IMPUGNACIÓN Los accionantes impugnaron, reiteraron los argumentos del libelo inicial y pidieron que se revoque la sentencia de segunda instancia de fecha 15 de junio de 2021, proferida por la Sala Civil Familia del Tribunal Superior el Distrito Judicial de Cundinamarca. CONSIDERACIONES La vía preferente de la tutela, establecida en el artículo 86 de la Constitución Política, permite a todo ciudadano acudir ante los jueces en busca de una protección inmediata de sus derechos constitucionales fundamentales, cuando quiera que estos resulten amenazados o vulnerados por la acción u omisión de cualquier autoridad pública.
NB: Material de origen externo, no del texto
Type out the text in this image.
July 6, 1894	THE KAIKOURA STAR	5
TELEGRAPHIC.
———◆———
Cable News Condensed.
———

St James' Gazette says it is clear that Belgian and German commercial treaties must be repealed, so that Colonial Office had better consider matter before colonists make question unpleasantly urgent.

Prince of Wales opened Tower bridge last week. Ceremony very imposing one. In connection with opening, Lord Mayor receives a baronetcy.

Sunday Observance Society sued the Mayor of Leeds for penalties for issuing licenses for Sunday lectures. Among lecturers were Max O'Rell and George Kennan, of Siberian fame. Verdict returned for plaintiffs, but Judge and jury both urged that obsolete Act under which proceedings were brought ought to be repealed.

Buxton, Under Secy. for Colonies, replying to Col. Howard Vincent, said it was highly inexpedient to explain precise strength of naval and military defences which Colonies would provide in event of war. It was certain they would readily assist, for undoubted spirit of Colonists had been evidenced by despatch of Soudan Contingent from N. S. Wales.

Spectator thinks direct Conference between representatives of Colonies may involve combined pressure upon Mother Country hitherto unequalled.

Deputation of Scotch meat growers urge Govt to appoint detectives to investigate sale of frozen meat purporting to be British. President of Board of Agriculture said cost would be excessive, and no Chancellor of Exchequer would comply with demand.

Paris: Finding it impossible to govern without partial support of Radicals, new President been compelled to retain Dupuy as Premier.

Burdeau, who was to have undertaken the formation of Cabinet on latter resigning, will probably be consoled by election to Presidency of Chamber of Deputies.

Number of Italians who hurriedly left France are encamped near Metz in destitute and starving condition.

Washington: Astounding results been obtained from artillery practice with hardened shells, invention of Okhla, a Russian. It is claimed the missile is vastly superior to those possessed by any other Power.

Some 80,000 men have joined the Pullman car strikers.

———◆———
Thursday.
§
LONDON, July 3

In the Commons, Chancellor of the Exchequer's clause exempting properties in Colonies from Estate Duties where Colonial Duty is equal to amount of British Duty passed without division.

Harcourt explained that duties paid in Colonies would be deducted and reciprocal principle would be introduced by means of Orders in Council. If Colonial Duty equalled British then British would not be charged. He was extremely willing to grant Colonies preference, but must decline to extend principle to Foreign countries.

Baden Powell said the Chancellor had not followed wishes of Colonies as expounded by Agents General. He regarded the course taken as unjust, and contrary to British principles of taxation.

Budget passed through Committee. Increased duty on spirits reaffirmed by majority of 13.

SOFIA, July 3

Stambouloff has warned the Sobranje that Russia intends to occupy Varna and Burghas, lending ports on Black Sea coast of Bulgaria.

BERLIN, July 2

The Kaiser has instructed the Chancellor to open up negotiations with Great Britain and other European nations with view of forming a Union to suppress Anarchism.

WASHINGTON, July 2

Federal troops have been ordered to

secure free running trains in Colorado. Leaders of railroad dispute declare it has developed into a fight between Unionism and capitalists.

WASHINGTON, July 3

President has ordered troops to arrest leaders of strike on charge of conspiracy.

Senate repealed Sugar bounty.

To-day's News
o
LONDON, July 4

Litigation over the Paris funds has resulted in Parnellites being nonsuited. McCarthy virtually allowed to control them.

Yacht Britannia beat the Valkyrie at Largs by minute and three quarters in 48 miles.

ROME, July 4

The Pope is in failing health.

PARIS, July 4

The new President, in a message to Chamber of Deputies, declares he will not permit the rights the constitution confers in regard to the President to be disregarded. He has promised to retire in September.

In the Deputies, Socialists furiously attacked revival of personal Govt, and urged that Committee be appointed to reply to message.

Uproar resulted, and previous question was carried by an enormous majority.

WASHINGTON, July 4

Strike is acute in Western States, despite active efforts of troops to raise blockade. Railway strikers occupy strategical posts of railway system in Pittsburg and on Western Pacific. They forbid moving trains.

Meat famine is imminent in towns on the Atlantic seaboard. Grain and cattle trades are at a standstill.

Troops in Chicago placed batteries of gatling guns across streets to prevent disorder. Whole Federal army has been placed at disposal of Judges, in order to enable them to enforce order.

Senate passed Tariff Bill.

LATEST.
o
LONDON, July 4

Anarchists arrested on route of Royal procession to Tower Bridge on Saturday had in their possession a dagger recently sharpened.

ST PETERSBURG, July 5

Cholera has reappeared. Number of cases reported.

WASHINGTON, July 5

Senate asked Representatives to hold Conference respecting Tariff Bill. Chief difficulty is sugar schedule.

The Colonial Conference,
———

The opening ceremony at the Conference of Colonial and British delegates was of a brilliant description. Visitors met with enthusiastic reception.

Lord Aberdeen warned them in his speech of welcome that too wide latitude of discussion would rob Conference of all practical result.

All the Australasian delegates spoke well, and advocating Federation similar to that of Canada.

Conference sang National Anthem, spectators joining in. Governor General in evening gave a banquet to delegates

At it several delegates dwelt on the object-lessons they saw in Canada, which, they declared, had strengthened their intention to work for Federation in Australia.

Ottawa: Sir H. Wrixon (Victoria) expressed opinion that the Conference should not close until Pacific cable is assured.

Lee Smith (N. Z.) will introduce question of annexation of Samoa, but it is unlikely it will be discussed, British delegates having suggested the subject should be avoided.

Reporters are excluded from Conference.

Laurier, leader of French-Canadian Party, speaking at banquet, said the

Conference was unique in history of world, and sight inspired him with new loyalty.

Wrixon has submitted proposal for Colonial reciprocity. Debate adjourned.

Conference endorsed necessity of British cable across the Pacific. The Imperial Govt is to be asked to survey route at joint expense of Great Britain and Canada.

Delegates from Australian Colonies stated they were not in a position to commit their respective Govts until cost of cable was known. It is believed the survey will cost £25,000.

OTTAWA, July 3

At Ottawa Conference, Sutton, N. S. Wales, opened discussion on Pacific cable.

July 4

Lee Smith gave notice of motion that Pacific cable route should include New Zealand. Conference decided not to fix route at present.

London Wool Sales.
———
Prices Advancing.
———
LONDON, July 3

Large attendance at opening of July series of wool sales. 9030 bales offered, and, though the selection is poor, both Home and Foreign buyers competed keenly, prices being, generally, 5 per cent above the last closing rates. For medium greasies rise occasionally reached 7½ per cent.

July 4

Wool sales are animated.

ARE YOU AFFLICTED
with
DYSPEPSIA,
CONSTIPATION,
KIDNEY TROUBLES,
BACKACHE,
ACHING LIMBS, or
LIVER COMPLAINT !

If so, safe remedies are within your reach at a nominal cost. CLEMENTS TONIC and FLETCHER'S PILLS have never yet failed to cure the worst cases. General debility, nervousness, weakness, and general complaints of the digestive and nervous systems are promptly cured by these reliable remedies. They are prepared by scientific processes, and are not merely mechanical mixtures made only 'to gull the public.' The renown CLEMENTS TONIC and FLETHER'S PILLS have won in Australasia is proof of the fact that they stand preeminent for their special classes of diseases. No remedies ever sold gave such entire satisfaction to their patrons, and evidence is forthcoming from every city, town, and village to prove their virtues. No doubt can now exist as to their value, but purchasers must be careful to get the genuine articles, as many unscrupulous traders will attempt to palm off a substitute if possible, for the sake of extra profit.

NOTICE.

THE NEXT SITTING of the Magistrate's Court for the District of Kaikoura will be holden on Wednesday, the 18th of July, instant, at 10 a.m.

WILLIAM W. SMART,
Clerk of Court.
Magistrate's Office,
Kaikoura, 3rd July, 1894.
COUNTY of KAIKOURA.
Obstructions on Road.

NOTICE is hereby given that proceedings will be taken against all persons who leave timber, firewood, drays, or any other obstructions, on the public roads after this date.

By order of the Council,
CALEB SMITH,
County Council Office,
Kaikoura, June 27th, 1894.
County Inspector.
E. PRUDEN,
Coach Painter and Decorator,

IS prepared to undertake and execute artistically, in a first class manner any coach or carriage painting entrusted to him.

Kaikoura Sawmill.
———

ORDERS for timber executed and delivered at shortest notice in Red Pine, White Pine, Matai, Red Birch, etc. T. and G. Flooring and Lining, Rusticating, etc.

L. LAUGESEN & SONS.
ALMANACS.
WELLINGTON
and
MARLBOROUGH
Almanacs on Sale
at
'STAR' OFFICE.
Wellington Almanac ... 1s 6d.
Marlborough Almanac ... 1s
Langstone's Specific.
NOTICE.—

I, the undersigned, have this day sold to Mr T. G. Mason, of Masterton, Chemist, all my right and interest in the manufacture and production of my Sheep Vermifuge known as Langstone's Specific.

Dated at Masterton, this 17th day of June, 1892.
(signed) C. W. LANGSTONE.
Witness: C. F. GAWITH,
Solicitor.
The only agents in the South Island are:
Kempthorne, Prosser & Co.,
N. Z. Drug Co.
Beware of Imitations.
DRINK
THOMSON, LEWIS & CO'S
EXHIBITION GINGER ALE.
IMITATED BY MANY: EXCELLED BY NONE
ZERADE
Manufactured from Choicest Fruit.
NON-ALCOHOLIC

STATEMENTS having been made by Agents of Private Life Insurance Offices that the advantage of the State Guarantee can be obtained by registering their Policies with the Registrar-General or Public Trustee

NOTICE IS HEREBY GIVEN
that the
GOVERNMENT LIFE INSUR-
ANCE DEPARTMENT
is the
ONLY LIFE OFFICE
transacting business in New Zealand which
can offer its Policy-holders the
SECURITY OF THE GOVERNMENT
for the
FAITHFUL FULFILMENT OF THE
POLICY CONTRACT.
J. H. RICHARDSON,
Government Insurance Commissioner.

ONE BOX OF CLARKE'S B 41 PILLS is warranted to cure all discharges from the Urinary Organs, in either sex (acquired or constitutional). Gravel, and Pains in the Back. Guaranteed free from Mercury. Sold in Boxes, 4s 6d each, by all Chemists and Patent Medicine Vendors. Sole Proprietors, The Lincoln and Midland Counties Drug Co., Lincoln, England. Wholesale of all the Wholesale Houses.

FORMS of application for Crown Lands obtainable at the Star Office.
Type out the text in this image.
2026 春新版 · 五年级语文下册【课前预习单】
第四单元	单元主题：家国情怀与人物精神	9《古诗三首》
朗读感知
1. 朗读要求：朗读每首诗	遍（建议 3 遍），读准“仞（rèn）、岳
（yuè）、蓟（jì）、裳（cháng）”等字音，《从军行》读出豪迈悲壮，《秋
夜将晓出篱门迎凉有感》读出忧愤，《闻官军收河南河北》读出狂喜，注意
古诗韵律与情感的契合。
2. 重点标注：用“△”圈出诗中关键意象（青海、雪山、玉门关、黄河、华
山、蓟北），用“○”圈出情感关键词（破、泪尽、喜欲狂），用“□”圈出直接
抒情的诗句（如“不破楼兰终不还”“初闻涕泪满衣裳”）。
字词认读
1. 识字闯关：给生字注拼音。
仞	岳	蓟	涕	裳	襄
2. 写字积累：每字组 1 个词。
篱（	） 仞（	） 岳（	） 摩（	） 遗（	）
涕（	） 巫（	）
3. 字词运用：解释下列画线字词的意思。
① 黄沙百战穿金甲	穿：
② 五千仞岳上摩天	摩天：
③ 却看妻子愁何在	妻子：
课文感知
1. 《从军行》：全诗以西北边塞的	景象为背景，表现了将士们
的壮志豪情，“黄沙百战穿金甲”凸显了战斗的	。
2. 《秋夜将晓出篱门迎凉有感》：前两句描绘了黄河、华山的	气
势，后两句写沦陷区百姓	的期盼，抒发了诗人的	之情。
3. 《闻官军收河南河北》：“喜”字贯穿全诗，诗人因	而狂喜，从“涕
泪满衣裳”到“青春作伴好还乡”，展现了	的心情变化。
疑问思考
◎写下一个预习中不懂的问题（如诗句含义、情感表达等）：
De tiempo atrás esta Sala de la Corte asumió el conocimiento de la tutela contra providencia judicial, en tanto consideró que en eventuales casos las decisiones adoptadas en los procesos podían ser lesivas de los derechos fundamentales, sin que las partes contaran con otros dispositivos procesales para remediar tales afectaciones. Bajo claros derroteros se ha decantado sobre la excepcionalidad de la queja constitucional, en tanto, por su carácter superior, están inmersos principios como la cosa juzgada y la seguridad jurídica, cuyo fundamento en el ordenamiento jurídico está ligado a la paz social y a la certeza de las partes en la definición de los asuntos que le son confiados a los jueces.

En el caso sub examine, los promotores, primero, cuestionan que no se debió dar trámite al recurso de apelación propuesto por la parte demandada contra la sentencia de 3 de febrero de 2020, proferida por el Juzgado Civil del Circuito de La Mesa y, segundo, que la providencia emitida por la Sala civil Familia del Tribunal Superior del Distrito Judicial de Cundinamarca de 15 de junio de 2021, que revocó la de primer grado y negó las pretensiones incoadas por estos, pues a su juicio no se realizó una debida valoración jurídica ni probatoria.

Frente a la primera inconformidad, se aprecia que, en efecto, los actores no presentaron, en este caso, recurso de reposición en contra del proveído que admitió la alzada, de ahí que no acudieron al medio de impugnación idóneo y ordinario para la protección de sus intereses, oportunidad en la que debieron formular sus inconformidades y exponer los argumentos que ahora vienen a poner en consideración a través de este mecanismo, a efectos de que fuera el juez natural quien definiera sobre tales discrepancias.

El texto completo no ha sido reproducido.